El callejón del Diamante es, sin lugar a duda, el más conocido y transitado de Xalapa. Ubicado en pleno centro de la ciudad (se puede entrar por Enríquez o por Juárez), es un buen lugar para comer en alguna fonda (La Sopa es una opción), tomar un café, comprar chucherías con los vendedores ambulantes, ropa hippie en las tiendas o simplemente disfrutar del folclore urbano que todos los días es posible apreciar.
Esta estrecha calle se localiza en el centro de la ciudad de Xalapa; sube desde la avenida Enríquez hasta la avenida Juárez, y su nombre actual es primero de Antonio María de Rivera. En la actualidad es un turístico callejón con restaurantes, cafeterías, artesanos (los famosos hippies) y tiendas muy concurridas. Se cuentan dos leyendas sobre esta hermosa calle.
Leyenda uno: Se dice que hace muchos años había una joven hermosa que acostumbraba pasear por la callejuela hasta altas horas de la noche, llevando consigo un bellísimo y valioso diamante. En una de sus caminatas le fue robada la joya, y desde ese día la muchacha desapareció. Tiempo después, los vecinos oían transitar a alguien por allí, pero al asomarse no veían a nadie. Algunas personas que pasaban a lo lejos, llegaban a distinguir la silueta de la mujer del diamante, pero cuando se acercaban al callejón, ésta se desvanecía. Dicen que era el alma de aquella joven que confiaba en que algún día encontraría a los ladrones, y que por ello vagaba, como de costumbre, hasta muy avanzada la noche.
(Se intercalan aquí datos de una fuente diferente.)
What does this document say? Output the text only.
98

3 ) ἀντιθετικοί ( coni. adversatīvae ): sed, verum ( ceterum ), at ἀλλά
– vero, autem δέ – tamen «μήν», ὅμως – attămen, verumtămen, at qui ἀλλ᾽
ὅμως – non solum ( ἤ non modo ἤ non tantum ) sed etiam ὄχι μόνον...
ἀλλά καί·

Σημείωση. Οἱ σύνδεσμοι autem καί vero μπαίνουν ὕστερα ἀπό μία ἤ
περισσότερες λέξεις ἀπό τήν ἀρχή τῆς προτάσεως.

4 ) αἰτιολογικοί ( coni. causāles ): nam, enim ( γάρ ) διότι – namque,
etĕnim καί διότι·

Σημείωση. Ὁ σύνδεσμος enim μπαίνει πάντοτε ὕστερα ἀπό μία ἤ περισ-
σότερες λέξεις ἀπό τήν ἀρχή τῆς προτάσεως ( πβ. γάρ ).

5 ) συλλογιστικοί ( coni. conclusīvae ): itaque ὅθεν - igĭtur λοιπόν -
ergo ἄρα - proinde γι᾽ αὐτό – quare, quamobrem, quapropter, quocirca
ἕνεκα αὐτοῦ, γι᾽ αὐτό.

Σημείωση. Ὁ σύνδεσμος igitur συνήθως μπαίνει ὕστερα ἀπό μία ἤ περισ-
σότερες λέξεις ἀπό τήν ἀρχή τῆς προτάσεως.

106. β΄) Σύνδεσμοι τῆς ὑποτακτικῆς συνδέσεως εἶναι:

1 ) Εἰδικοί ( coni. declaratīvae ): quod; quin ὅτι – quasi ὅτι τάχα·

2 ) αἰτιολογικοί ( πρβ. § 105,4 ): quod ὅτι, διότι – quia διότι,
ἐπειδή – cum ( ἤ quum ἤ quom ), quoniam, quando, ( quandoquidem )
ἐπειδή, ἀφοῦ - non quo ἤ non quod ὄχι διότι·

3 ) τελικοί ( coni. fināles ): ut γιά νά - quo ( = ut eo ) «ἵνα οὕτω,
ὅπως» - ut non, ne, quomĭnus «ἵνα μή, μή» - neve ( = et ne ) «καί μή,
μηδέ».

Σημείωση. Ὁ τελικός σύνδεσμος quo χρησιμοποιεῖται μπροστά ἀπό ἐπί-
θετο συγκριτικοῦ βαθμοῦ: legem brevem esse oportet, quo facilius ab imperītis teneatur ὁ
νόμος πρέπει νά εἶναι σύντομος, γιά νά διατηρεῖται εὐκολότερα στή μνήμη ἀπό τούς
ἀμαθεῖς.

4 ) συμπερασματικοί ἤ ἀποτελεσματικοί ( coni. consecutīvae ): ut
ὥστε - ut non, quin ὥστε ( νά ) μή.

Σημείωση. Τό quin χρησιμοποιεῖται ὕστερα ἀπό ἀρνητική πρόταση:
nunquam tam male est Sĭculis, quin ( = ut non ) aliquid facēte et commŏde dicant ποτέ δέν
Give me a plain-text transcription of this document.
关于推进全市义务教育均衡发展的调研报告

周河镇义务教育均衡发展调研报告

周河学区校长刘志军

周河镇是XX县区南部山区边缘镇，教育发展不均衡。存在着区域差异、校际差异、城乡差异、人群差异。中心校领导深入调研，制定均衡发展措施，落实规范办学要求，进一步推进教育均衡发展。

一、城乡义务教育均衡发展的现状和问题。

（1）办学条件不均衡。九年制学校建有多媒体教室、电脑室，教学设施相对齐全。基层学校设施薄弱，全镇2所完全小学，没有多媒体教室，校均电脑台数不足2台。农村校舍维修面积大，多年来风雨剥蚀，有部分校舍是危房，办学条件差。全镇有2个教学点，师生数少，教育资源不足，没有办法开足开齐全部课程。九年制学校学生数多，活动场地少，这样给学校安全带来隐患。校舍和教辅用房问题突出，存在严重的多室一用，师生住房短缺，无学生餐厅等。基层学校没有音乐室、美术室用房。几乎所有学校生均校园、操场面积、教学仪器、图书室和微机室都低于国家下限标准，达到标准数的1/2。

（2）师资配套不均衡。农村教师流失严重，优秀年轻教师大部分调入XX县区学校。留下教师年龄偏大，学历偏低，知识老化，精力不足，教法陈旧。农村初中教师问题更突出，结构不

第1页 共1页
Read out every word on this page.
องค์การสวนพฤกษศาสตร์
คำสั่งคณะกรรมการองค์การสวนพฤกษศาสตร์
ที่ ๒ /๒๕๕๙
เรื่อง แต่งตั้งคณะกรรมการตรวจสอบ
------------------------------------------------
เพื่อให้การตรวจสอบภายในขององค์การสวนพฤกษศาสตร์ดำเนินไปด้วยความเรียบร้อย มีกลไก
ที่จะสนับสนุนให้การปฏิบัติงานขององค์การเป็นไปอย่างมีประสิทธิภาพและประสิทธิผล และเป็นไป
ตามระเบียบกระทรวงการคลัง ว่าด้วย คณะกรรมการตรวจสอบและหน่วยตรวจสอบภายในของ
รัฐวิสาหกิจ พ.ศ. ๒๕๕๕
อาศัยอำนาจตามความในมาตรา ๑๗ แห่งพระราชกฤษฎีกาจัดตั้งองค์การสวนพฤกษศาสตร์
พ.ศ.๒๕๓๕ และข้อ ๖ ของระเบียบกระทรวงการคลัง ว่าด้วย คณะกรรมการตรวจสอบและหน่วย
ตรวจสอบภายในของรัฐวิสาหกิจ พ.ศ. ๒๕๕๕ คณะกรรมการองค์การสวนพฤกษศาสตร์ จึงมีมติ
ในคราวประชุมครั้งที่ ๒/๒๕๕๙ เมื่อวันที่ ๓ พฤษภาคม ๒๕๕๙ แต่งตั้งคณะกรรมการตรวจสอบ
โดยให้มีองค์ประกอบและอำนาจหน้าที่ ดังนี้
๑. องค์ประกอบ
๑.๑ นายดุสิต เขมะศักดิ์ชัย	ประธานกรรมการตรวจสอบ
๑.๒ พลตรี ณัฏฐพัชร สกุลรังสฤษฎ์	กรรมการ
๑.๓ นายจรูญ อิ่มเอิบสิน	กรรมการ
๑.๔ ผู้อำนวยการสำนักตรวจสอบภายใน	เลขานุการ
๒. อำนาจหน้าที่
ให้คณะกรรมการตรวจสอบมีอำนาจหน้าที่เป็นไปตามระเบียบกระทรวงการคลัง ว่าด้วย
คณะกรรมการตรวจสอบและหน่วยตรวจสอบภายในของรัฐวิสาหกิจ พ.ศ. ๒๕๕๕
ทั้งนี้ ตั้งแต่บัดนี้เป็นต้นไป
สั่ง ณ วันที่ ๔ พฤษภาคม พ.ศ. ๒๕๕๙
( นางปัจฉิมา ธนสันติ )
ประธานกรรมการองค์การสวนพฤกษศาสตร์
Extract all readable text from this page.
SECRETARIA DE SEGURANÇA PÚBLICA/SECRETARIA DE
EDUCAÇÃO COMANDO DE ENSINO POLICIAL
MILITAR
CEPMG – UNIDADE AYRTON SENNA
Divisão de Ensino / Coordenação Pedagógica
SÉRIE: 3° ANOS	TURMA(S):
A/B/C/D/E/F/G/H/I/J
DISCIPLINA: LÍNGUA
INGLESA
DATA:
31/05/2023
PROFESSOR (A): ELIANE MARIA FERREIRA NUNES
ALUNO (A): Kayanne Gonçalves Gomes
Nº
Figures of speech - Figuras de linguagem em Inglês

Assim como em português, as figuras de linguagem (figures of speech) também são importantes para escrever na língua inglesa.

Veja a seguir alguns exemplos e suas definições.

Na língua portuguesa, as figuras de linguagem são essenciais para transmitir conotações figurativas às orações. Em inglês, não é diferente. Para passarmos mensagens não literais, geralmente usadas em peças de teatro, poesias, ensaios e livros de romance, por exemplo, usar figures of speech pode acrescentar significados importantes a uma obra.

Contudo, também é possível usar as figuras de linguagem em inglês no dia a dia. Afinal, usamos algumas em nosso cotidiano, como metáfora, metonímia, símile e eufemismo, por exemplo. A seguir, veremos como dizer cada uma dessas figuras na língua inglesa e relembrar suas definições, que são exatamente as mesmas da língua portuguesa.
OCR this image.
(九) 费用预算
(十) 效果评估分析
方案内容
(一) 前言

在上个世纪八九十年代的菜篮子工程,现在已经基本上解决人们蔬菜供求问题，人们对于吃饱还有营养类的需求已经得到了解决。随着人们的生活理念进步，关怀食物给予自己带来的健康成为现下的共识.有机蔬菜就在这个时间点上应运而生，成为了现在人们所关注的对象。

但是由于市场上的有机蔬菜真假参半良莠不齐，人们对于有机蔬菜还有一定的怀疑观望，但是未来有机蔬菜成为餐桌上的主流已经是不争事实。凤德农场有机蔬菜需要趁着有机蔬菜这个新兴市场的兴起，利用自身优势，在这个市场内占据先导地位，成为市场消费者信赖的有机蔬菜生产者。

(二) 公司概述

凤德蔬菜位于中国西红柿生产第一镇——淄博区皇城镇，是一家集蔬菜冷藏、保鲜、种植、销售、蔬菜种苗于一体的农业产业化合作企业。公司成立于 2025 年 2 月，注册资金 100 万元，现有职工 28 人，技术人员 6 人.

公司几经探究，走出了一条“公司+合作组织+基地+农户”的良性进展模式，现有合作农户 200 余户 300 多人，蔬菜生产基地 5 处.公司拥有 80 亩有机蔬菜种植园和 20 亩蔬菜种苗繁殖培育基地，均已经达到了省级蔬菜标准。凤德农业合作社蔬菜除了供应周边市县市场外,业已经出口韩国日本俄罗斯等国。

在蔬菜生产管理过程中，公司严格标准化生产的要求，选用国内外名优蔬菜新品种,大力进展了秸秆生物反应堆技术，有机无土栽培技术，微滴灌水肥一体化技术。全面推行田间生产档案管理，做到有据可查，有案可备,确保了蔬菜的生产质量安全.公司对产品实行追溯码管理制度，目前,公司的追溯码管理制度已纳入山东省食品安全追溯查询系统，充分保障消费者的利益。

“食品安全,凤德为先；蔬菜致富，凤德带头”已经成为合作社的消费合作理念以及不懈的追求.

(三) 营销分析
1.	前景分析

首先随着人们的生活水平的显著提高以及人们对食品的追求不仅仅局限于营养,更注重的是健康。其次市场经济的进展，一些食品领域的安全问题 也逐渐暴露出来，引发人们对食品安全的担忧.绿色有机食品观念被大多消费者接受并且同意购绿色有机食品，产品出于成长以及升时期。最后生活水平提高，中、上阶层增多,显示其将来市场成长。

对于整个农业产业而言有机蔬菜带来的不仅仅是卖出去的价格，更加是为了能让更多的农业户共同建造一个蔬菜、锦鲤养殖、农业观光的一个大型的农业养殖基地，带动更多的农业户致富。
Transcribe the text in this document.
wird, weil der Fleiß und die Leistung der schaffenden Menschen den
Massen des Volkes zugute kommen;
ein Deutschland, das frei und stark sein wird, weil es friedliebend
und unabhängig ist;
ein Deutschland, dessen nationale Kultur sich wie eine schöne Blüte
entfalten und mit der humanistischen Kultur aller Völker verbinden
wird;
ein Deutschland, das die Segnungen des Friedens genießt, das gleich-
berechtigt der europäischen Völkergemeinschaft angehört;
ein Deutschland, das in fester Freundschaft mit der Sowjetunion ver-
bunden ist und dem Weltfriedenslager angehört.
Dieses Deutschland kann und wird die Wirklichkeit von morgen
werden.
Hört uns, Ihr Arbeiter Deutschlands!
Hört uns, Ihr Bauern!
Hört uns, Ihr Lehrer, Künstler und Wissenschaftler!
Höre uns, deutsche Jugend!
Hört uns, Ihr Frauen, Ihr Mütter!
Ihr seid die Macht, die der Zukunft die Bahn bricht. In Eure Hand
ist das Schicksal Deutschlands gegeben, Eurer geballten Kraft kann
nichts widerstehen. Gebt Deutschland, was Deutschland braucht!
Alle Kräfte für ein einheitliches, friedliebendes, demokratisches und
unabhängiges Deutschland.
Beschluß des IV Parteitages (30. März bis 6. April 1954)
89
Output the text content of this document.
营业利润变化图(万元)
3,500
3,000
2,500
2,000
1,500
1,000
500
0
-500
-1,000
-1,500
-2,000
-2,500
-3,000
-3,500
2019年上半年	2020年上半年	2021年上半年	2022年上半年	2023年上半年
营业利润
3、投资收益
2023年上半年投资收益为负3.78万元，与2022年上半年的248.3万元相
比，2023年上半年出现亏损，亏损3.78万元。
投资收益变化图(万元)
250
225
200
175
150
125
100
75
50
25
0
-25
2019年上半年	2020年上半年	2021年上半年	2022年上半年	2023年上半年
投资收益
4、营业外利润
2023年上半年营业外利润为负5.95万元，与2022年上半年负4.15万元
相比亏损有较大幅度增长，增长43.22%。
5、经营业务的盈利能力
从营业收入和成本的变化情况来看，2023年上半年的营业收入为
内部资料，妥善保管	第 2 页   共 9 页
Leyenda dos: Otra leyenda refiere que en tiempos de la colonia, en una de las viejas casonas del lugar vivía una atractiva joven criolla de hermosura desconcertante casada con un caballero español rico y distinguido. El quería mucho a su esposa y cuando habían sido novios le obsequió una sortija con un diamante negro que según era mágico, ya que tenía el don de intensificar el amor del marido y de descubrir la infidelidad de la mujer. La muchacha había jurado a su prometido, al recibir la joya, jamás separarse de ella. El esposo tuvo un socio al que quiso como a un hermano, invitándolo siempre a su casa, para que convivieran los tres como una familia. Pero entre la dama y el atribulado amigo nació un sentimiento amoroso, que aumentaba con las diarias visitas, y aprovechando las ausencias del desafortunado cónyuge, consumaron la pasión. Cierto día, ella aprovechó un viaje de su marido para ir a casa del amante y, por razones que se ignoran (quizá la superstición), ella se quitó el anillo y lo colocó en el buró, cerca de la cama. Tal vez el apresuramiento y la zozobra, cuando salió de ahí, la alhaja fue olvidada en aquel mueble. Cuando regresó el español, guiado por una fuerza extraña, lo primero que hizo fue visitar al amigo, a quién encontró en la alcoba durmiendo la siesta. Al entrar en la habitación lo primero que vio fue el diamante negro de su esposa en el anillo. Lo tomó, salió rápidamente de ahí y se dirigió abatido a su hogar. La esposa salió a recibirlo como si nada hubiera pasado; él, al besarle la mano, confirmó la ausencia del anillo y reafirmó sus sospechas. Enloquecido, desenvainó su puñal y lo clavó en el pecho de la mujer... arrojó sobre el cadáver de la esposa el anillo de diamante negro y desapareció para siempre. La gente que habitaba por ahí, en aquel entonces exclamaba: ¡Vamos a ver "el cadáver del diamante"! Después solo decían: ¡Vamos al Callejón del Diamante!, que la tradición ha mantenido a través de varios siglos hasta nuestros tiempos.